Making the Case for a True SharePoint Staging Farm.

Posted: September 29, 2010 in MOSS 2007, SharePoint 2010

One of the more common reoccurring battles I have at client sites, is the need for a full-fledged multi-server Staging/Test farm. Many will refuse to see the cost justification in the creation of this setup. They look at it as more of a luxury or indulgence. Ironically, most of these same clients also have virtualized environments where the costs of configuring these systems is smaller than in the old world where this required physical boxes. Granted SAN space does not come cheap but I would argue the cost of engaging your technical staff in an emergency Disaster Recovery process as a result of a simple hotfix tends to get more expensive especially when you have new OS patches every month that could break SharePoint (seem to remember a particular IIS patch that cause some serious pain). Now add in the Service packs, cumulative updates, and hotfixes we encountered with SharePoint 2007.

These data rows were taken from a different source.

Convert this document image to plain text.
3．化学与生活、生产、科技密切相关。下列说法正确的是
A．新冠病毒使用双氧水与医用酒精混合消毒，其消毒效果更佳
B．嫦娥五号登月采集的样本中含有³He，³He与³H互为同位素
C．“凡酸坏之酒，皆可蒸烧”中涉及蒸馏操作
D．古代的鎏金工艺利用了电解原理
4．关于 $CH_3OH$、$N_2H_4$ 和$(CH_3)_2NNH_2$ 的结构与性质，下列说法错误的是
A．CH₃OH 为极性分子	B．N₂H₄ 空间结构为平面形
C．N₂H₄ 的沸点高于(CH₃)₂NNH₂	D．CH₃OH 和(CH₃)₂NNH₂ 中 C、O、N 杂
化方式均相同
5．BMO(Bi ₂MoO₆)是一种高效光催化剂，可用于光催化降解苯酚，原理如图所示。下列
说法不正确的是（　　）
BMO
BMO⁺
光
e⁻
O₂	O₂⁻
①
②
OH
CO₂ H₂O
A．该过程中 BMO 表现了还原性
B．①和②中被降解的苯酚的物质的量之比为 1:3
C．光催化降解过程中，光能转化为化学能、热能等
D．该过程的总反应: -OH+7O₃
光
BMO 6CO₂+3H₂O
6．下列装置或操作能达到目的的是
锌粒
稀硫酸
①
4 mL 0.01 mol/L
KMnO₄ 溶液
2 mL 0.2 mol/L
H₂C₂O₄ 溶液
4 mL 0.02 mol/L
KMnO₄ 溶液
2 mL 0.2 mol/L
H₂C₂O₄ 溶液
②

So first my recommendation, then the why’s. I would strongly recommend a staging farm mimic production in server count, networking, SQL clustering, etc. As much as possible. At the very least the Staging farm should have multiple servers (1. WFE, 1 APP/Index, 1 SQL). I would also suggest that having a proper staging farm is not a luxury or a nice to have but absolutely a requirement for an organization wanting to run long term with the SharePoint platform. On networking, as expensive as it can be, I would recommend implementing NLB is you are using it in production with the SAME hardware/software.

In using the staging farm, there should be a couple governance guidelines as well. The first, all customizations installed in staging, should be done exactly as they are in production. This means WSP deployments. If you are not using WSPs, you need to get on the bandwagon, it is not just a good idea, it is the way things need to be done in SharePoint whenever possible. This also means the same site collections, the same web applications, security, profiles, profile import, search settings, etc.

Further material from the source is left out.